NAS PEMBIMBING: Mazmur 143:8

POKOK-POKOK DOA:

  1. Agar jemaat mengagumi dan memuji kebesaran karya Tuhan dalam kehidupan pribadi, keluarga, gereja dan masyarakat.

  2. Kiranya jemaat dijauhkan dari jalan orang fasik dan tidak iri kepada keberhasilan yang sementara.

  3. GMIM bertumbuh dalam kebenaran dan berakar kuat dalam Tuhan seperti pohon korma dan pohon aras.

TATA IBADAH YANG DIUSULKAN:

HARI MINGGU BENTUK I

NYANYIAN YANG DIUSULKAN:

Panggilan Beribadah: KJ. No.1 “Haleluya! Pujilah”

Nas Pemb: PKJ No. 14 “Kunyanyikan Kasih Setia Tuhan”
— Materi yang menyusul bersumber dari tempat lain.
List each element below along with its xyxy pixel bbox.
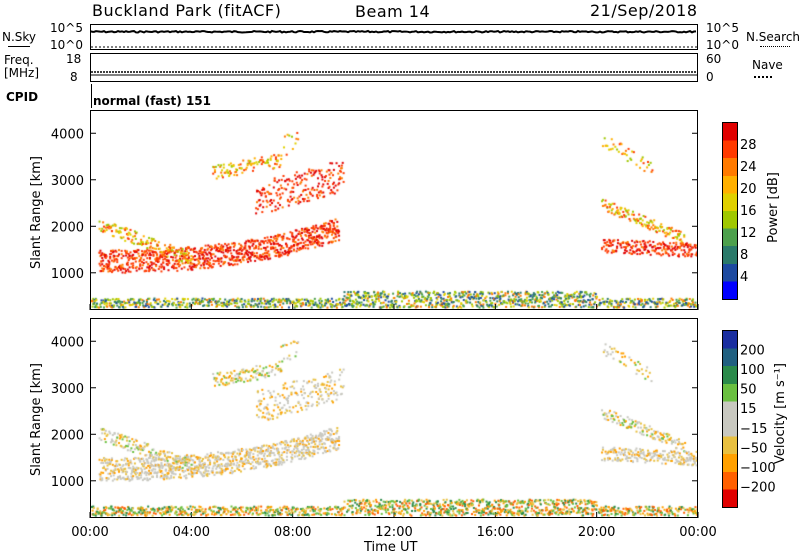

Pengakuan Dosa: KJ No. 42 “Tuhan, Kasihani”

Pemberitaan Anugerah Allah: DSL. No. 133 “Ni’mat Besar”

Pengakuan Iman: KJ No. 38 “T’lah Ku Temukan Dasar Kuat”

Hukum Tuhan: KJ. No. 466a “Ya Tuhan, Isi Hidupku”

Pembacaan Alkitab: KJ No. 50a “Sabda-Mu Abadi”

Persembahan: NNBT No. 15 “Hai Seluruh Umat Tuhan”

Penutup: KJ No. 426 “Kita Harus Membawa Berita”

ATRIBUT

Warna Dasar Hijau dengan Simbol Salib dan Perahu di atas Gelombang.